Despite Thursday's raids, earlier this week, the world's first recreational business license was granted to a dispensary in the mountain and gambling town of Central City, Colo., about 40 miles outside Denver.
In 2012, voters passed initiatives that made Colorado and Washington the first states to allow legal recreational marijuana sales to adults ages 21 and older. Colorado's first shops are expected to open on Jan. 1, 2014, and more than 100 are already planned throughout the state.
This past August, Attorney General Eric Holder announced that the DOJ would let recreational pot laws in Washington and Colorado go into effect, but also issued strict guidelines for marijuana businesses. That same month, Deputy Attorney General James Cole asent a three-and-a-half page memo to U.S. attorneys across the country instructing them to allow pot businesses adhering to state laws to operate without intervention.
The memo also outlines eight priorities for federal prosecutors enforcing marijuana laws.
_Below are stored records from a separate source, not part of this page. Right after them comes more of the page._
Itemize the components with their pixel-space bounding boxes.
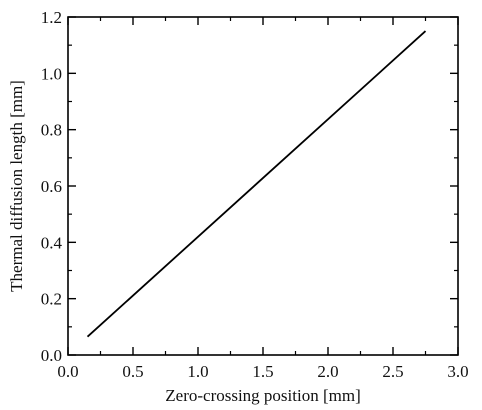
y-axis-title: Thermal diffusion length [mm] <box>7 80 26 292</box>
y-tick-label: 0.2 <box>41 290 62 309</box>
y-ticks <box>68 16 458 356</box>
x-tick-labels: 0.0 0.5 1.0 1.5 2.0 2.5 3.0 <box>57 362 468 381</box>
plot-frame <box>67 16 459 356</box>
x-tick-label: 3.0 <box>447 362 468 381</box>
y-tick-label: 0.8 <box>41 121 62 140</box>
y-tick-label: 0.4 <box>41 233 63 252</box>
x-tick-label: 1.0 <box>187 362 208 381</box>
y-tick-label: 0.0 <box>41 346 62 365</box>
y-tick-label: 0.6 <box>41 177 62 196</box>
x-tick-label: 2.0 <box>317 362 338 381</box>
x-tick-label: 0.0 <box>57 362 78 381</box>
y-tick-label: 1.2 <box>41 8 62 27</box>
x-tick-label: 1.5 <box>252 362 273 381</box>
series-line-0 <box>86 30 427 338</box>
x-axis-title: Zero-crossing position [mm] <box>165 386 360 405</box>
y-tick-label: 1.0 <box>41 64 62 83</box>
series-group <box>86 30 427 338</box>
x-ticks <box>67 17 459 355</box>
y-tick-labels: 0.0 0.2 0.4 0.6 0.8 1.0 1.2 <box>41 8 63 365</box>
x-tick-label: 0.5 <box>122 362 143 381</box>
x-tick-label: 2.5 <box>382 362 403 381</box>
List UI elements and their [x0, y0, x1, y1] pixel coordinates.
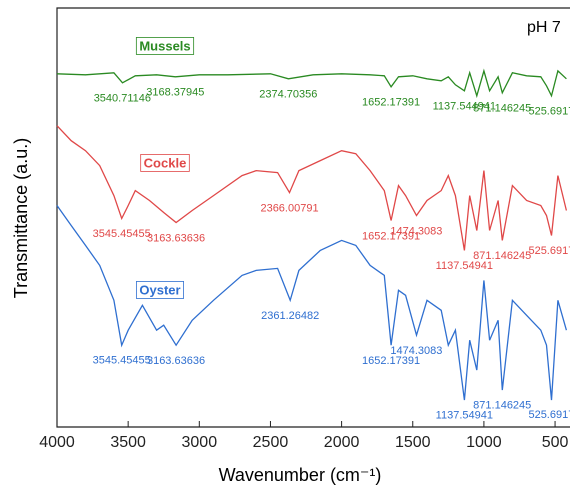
peak-label: 2374.70356	[259, 89, 317, 101]
series-name: Mussels	[139, 38, 190, 53]
x-tick-label: 1500	[395, 434, 431, 451]
peak-label: 3540.71146	[94, 93, 151, 105]
peak-label: 1137.544941	[433, 101, 496, 113]
peak-label: 1652.17391	[362, 355, 420, 367]
peak-label: 871.146245	[473, 103, 531, 115]
series-name-box	[135, 37, 195, 55]
axis-frame	[56, 7, 570, 428]
series-name: Oyster	[139, 282, 180, 297]
x-tick-label: 4000	[39, 434, 75, 451]
peak-label: 871.146245	[473, 250, 531, 262]
peak-label: 1652.17391	[362, 230, 420, 242]
peak-label: 1137.54941	[436, 409, 493, 421]
spectrum-line	[56, 68, 567, 99]
peak-label: 3545.45455	[93, 228, 151, 240]
x-tick-label: 3000	[182, 434, 218, 451]
peak-label: 525.6917	[528, 245, 570, 257]
peak-label: 871.146245	[473, 400, 531, 412]
subtitle: pH 7	[527, 19, 561, 36]
series-name-box	[140, 154, 190, 172]
peak-label: 2361.26482	[261, 310, 319, 322]
peak-label: 2366.00791	[260, 202, 318, 214]
x-tick-label: 500	[542, 434, 569, 451]
series-name: Cockle	[144, 155, 187, 170]
y-axis-label: Transmittance (a.u.)	[11, 138, 31, 298]
x-tick-label: 2500	[253, 434, 289, 451]
peak-label: 525.6917	[528, 105, 570, 117]
x-axis-label: Wavenumber (cm⁻¹)	[219, 465, 382, 485]
peak-label: 3163.63636	[147, 232, 205, 244]
peak-label: 1474.3083	[390, 225, 442, 237]
x-tick-label: 2000	[324, 434, 360, 451]
peak-label: 3545.45455	[93, 355, 151, 367]
peak-label: 3163.63636	[147, 355, 205, 367]
peak-label: 525.6917	[528, 409, 570, 421]
series-name-box	[135, 281, 185, 299]
peak-label: 1652.17391	[362, 97, 420, 109]
x-tick-label: 3500	[110, 434, 146, 451]
x-tick-label: 1000	[466, 434, 502, 451]
peak-label: 1137.54941	[436, 260, 493, 272]
spectrum-line	[56, 205, 568, 401]
peak-label: 3168.37945	[146, 87, 204, 99]
spectrum-line	[56, 125, 568, 251]
peak-label: 1474.3083	[390, 345, 442, 357]
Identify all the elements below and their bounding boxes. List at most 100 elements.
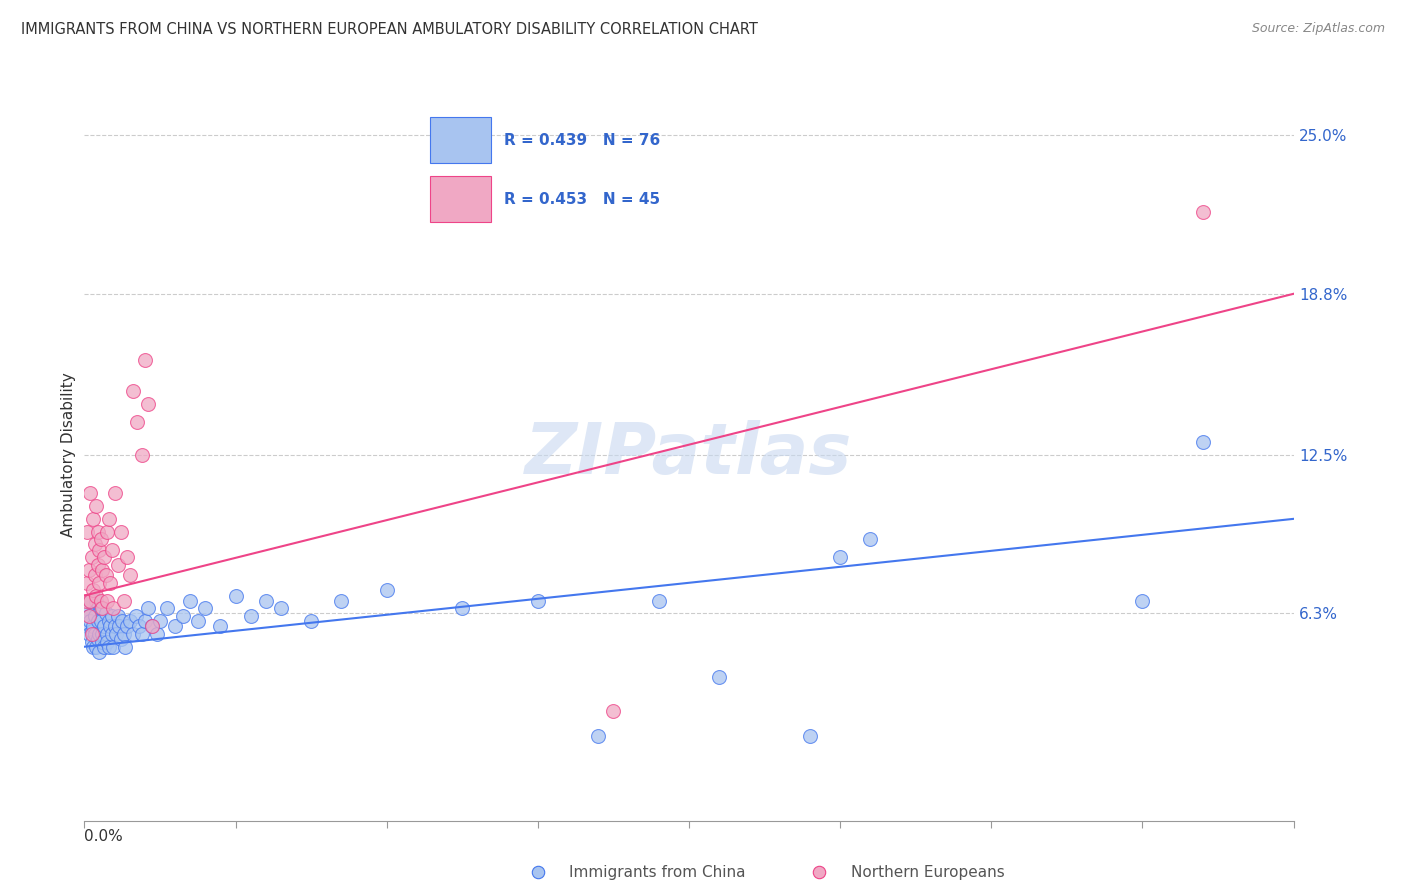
- Point: [90, 533, 112, 547]
- Point: [107, 609, 129, 624]
- Point: [77, 609, 100, 624]
- Point: [118, 614, 141, 628]
- Point: [709, 670, 731, 684]
- Point: [107, 558, 129, 572]
- Point: [79, 593, 101, 607]
- Point: [225, 589, 247, 603]
- Point: [82, 583, 104, 598]
- Point: [87, 524, 110, 539]
- Point: [91, 627, 114, 641]
- Point: [187, 614, 209, 628]
- Point: [93, 550, 115, 565]
- Point: [451, 601, 474, 615]
- Point: [270, 601, 292, 615]
- Point: [179, 593, 201, 607]
- Point: [830, 550, 852, 565]
- Point: [79, 593, 101, 607]
- Point: [141, 619, 163, 633]
- Point: [96, 524, 118, 539]
- Point: [98, 575, 121, 590]
- Point: [77, 609, 100, 624]
- Point: [101, 640, 124, 654]
- Text: Northern Europeans: Northern Europeans: [851, 865, 1004, 880]
- Point: [375, 583, 398, 598]
- Point: [75, 593, 97, 607]
- Point: [149, 614, 172, 628]
- Point: [91, 634, 114, 648]
- Point: [602, 704, 624, 718]
- Point: [588, 729, 610, 743]
- Point: [87, 614, 110, 628]
- Y-axis label: Ambulatory Disability: Ambulatory Disability: [60, 373, 76, 537]
- Point: [79, 486, 101, 500]
- Point: [527, 865, 550, 880]
- Point: [112, 593, 135, 607]
- Point: [84, 609, 107, 624]
- Point: [330, 593, 353, 607]
- Point: [91, 563, 114, 577]
- Point: [127, 415, 149, 429]
- Point: [75, 601, 97, 615]
- Point: [1192, 205, 1215, 219]
- Point: [136, 397, 159, 411]
- Point: [527, 593, 550, 607]
- Point: [121, 627, 143, 641]
- Point: [76, 575, 98, 590]
- Point: [96, 634, 118, 648]
- Point: [84, 537, 107, 551]
- Text: Source: ZipAtlas.com: Source: ZipAtlas.com: [1251, 22, 1385, 36]
- Point: [115, 619, 138, 633]
- Point: [115, 550, 138, 565]
- Point: [156, 601, 179, 615]
- Text: Immigrants from China: Immigrants from China: [569, 865, 747, 880]
- Point: [648, 593, 671, 607]
- Point: [110, 632, 132, 646]
- Text: ZIPatlas: ZIPatlas: [526, 420, 852, 490]
- Point: [77, 563, 100, 577]
- Point: [146, 627, 169, 641]
- Point: [110, 524, 132, 539]
- Point: [100, 627, 122, 641]
- Point: [80, 550, 103, 565]
- Point: [799, 729, 821, 743]
- Point: [86, 593, 108, 607]
- Point: [87, 632, 110, 646]
- Point: [89, 542, 111, 557]
- Point: [96, 627, 118, 641]
- Point: [101, 601, 124, 615]
- Point: [131, 448, 153, 462]
- Point: [141, 619, 163, 633]
- Point: [97, 614, 120, 628]
- Point: [209, 619, 232, 633]
- Point: [93, 640, 115, 654]
- Point: [90, 614, 112, 628]
- Point: [105, 627, 128, 641]
- Point: [76, 619, 98, 633]
- Point: [84, 627, 107, 641]
- Point: [89, 645, 111, 659]
- Point: [194, 601, 217, 615]
- Point: [165, 619, 187, 633]
- Point: [125, 609, 148, 624]
- Point: [93, 619, 115, 633]
- Point: [82, 640, 104, 654]
- Point: [299, 614, 322, 628]
- Text: 0.0%: 0.0%: [84, 830, 124, 844]
- Point: [79, 614, 101, 628]
- Point: [104, 619, 127, 633]
- Point: [97, 512, 120, 526]
- Point: [100, 542, 122, 557]
- Point: [82, 619, 104, 633]
- Point: [80, 627, 103, 641]
- Point: [111, 614, 134, 628]
- Point: [91, 601, 114, 615]
- Point: [89, 627, 111, 641]
- Point: [77, 627, 100, 641]
- Point: [100, 609, 122, 624]
- Point: [94, 607, 117, 621]
- Point: [131, 627, 153, 641]
- Point: [86, 499, 108, 513]
- Point: [94, 568, 117, 582]
- Point: [96, 593, 118, 607]
- Point: [108, 619, 131, 633]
According to the guidance, DOJ will still prosecute individuals or entities to prevent:
- the distribution of marijuana to minors;
- revenue from the sale of marijuana from going to criminal enterprises, gangs and cartels;
- the diversion of marijuana from states where it is legal under state law in some form to other states;
- state-authorized marijuana activity from being used as a cover or pretext for the trafficking of other illegal drugs or other illegal activity;
- violence and the use of firearms in the cultivation and distribution of marijuana
- drugged driving and the exacerbation of other adverse public health consequences associated with marijuana use;
- growing of marijuana on public lands and the attendant public safety and environmental dangers posed by marijuana production on public lands;
- preventing marijuana possession or use on federal property.
Washington state's retail shops will begin opening in mid-2014.